Aparqué el coche fuera de la vista.
Lo limpié.
Arrojé el cuerpo dentro de una de las cabañas: la del Cachorro de Jaguar.
Estrangulé el cadáver para ajustarme al modus operandi del asesino. Lo arrastré sobre el serrín del suelo para obstruir las heridas. Lógica forense: los cuerpos extraños de las heridas impedían determinar el tipo concreto de arma blanca utilizado.
Lógica de la esperanza:
Howard Hughes, reacio a la publicidad, tal vez no pusiera mucho interés en encontrar al asesino de aquel hombre.
Regresé a la autopista de la costa caminando. Rezumando un miedo CALMADO…
Acosado esporádicamente por presuntos perseguidores.
Ser seguido aquella noche significaría lamentarlo el resto de la vida.
Glenda me recogió en la autopista. De vuelta en Mulholland, cada uno en su coche hasta mi casa.
Acostados, sólo para hablar. Conversación trivial, por voluntad de ella. La escena de los cuchillos en Cinemascope y Technicolor. Me esforcé en convencerme que no le había gustado hacerlo.
Descargué un puñetazo en la almohada junto a su rostro. Enfoqué la lámpara de la mesilla de noche a sus ojos. Le dije: Mi padre mató un perro a tiros/yo incendié su cobertizo de herramientas/él pegó a mi hermana/yo le disparé, la pistola se encasquilló/esos jodidos Dos Tonys maltrataron a mi hermana/me los cargué/maté a otros cinco hombres/cogí dinero… ¿Qué te da derecho a jugar tan fuerte?

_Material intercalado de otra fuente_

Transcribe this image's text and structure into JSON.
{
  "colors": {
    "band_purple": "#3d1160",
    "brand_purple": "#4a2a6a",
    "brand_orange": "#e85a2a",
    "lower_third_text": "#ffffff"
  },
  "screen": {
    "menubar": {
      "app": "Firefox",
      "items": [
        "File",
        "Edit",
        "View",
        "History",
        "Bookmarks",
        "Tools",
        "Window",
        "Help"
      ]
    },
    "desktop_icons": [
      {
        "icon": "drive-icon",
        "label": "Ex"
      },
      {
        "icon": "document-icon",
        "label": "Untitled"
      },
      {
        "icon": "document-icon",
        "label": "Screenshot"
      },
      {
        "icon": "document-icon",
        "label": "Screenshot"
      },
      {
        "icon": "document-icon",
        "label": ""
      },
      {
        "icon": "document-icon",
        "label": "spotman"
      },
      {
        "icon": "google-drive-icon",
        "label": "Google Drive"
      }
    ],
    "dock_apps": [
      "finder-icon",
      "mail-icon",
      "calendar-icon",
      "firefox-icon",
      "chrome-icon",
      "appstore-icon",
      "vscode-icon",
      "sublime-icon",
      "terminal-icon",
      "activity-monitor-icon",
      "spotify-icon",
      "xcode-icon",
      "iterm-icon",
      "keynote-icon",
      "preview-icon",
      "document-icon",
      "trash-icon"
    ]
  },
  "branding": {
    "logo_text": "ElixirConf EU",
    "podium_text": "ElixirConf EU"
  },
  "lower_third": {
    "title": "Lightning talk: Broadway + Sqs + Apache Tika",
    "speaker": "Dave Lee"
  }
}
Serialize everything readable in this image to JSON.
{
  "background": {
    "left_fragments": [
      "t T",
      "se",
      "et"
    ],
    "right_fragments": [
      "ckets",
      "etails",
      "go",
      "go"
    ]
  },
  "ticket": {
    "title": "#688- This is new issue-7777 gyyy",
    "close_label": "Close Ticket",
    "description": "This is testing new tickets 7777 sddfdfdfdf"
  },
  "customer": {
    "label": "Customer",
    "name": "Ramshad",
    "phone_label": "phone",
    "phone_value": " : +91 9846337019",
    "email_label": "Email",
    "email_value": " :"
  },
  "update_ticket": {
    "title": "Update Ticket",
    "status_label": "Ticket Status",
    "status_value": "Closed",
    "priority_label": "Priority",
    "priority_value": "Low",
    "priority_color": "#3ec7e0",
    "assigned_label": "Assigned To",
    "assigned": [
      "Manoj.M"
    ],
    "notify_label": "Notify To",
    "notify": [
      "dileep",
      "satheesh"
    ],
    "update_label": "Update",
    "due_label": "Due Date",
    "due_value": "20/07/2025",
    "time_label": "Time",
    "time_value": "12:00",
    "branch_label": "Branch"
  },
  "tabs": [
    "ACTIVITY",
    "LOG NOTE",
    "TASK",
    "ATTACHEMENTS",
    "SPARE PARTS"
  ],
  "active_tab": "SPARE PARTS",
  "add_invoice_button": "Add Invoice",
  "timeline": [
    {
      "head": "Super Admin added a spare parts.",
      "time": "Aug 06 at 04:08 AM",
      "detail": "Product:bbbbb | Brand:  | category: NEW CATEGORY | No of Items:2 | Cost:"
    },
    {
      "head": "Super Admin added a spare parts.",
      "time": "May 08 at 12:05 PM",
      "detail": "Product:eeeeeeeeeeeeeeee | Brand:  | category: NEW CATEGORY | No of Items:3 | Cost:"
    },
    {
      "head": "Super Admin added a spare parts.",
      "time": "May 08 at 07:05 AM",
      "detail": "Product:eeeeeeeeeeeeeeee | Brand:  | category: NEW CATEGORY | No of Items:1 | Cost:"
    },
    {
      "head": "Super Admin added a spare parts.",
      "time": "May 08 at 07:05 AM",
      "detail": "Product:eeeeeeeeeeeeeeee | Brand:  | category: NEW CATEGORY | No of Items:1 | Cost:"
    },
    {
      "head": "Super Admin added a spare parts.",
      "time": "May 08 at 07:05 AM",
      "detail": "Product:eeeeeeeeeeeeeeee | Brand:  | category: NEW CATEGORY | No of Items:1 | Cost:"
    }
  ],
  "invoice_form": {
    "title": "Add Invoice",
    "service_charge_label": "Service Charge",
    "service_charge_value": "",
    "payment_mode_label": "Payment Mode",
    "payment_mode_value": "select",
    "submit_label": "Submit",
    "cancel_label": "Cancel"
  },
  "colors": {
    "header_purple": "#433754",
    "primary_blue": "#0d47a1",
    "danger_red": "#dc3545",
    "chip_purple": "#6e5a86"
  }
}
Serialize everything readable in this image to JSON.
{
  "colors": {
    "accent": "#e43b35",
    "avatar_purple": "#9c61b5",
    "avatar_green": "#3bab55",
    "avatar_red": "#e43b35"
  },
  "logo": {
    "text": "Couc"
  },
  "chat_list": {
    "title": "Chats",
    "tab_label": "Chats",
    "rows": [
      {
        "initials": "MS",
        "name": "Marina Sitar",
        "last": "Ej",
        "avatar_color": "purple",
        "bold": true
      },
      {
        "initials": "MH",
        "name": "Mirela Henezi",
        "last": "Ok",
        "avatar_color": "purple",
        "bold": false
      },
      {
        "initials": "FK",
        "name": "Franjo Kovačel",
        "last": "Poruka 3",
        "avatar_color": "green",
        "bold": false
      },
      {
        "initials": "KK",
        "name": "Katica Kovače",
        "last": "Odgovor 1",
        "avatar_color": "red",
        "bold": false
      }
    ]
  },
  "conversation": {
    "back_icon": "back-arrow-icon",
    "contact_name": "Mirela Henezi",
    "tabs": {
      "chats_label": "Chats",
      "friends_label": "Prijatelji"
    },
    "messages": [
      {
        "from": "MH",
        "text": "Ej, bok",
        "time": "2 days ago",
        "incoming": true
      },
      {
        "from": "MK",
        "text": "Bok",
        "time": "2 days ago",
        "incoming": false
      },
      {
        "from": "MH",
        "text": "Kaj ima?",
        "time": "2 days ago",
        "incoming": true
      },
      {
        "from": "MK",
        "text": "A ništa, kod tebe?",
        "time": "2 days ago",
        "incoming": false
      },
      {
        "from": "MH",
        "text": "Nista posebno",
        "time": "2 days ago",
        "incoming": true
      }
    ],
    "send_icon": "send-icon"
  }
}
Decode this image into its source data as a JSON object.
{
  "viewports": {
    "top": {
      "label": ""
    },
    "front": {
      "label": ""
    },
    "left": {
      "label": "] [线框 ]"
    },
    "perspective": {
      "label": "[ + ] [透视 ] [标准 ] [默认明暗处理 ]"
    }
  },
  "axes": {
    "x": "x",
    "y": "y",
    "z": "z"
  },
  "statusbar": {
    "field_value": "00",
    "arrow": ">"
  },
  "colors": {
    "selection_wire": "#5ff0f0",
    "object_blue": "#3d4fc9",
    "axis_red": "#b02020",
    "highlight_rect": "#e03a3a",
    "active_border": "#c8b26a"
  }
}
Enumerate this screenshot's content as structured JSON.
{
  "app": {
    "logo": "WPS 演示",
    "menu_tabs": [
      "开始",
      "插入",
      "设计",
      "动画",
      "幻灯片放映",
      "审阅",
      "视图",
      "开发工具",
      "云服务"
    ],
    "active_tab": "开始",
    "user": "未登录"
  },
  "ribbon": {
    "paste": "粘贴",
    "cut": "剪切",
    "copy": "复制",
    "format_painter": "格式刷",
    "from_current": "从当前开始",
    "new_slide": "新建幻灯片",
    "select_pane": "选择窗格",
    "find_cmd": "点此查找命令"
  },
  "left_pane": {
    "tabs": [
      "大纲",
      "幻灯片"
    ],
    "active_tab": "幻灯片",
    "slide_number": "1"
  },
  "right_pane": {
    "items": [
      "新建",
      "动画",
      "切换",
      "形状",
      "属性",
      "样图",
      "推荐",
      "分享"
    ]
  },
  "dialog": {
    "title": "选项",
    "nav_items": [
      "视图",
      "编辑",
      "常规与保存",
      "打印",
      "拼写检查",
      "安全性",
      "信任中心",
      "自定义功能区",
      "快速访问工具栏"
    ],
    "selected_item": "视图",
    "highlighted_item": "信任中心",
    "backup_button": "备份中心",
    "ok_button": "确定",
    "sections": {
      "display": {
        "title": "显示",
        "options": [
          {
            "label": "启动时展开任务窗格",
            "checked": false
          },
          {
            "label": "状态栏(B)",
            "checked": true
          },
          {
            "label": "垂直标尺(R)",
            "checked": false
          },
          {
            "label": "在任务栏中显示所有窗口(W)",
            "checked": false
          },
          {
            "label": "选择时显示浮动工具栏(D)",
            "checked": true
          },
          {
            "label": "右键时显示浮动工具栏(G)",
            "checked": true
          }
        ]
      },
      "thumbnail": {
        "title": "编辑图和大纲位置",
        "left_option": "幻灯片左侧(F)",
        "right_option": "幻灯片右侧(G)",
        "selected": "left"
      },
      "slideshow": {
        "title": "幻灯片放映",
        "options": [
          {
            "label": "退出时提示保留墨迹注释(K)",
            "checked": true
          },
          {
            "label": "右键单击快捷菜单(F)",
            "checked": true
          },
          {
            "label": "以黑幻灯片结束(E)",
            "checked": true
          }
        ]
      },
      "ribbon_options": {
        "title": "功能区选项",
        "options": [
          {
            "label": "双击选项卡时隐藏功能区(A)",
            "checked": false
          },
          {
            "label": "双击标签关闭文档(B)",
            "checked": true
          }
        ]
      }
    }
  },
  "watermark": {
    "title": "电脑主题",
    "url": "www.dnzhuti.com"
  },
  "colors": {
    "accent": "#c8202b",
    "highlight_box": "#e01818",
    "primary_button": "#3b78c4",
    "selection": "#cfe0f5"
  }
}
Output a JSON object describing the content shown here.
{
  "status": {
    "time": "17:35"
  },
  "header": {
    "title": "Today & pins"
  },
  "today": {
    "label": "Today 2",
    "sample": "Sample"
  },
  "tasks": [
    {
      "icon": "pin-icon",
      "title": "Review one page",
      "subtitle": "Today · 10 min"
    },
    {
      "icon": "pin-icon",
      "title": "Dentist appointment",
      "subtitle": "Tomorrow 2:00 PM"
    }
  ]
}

Golpeo la almohada, obligo a Glenda a hablar. Sin elegancia, sin lágrimas:
Glenda iba de un sitio a otro, sirviendo bandejas en autorrestaurantes, aspirante a actriz. Se acostaba por dinero para pagar el alquiler; un tipo se lo contó a Dwight Gilette. Él le hizo una propuesta: enviarle clientes, al cincuenta por ciento. Ella accedió y cumplió: la mayoría, pelagatos. Una vez, Georgie Ainge; sin malos tratos por parte de éste, pero palizas habituales de Gilette.
Se volvió loca. Le entró esa idea de aspirante a actriz: comprarle un arma a Georgie y asustar a Dwight. La aspirante a actriz, ahora con utilería: una pistola de verdad.
Dwight le hizo llevar a las «sobrinas» de él a casa de su «hermano» en Oxnard. Fue divertido: dos negritas espabiladas. Una semana después, sus fotos en la tele:
Dos niñas de cuatro años encontradas muertas en una alcantarilla de Oxnard. Torturadas, violadas y muertas de hambre.
La aspirante a actriz, chica de los recados. Ahora, actriz de verdad. Un pensamiento:
Matar a Gilette. Antes de que envíe más niñas al matadero.
Lo hizo.
No le gustó hacerlo.
De cosas así, uno no sale tan fresco; sale arrastrándose como puede.
La abracé.
Hablé por los codos de los Kafesjian.
Champ Dineen nos arrulló el sueño.
Desperté temprano. Oí a Glenda en el baño, sollozando.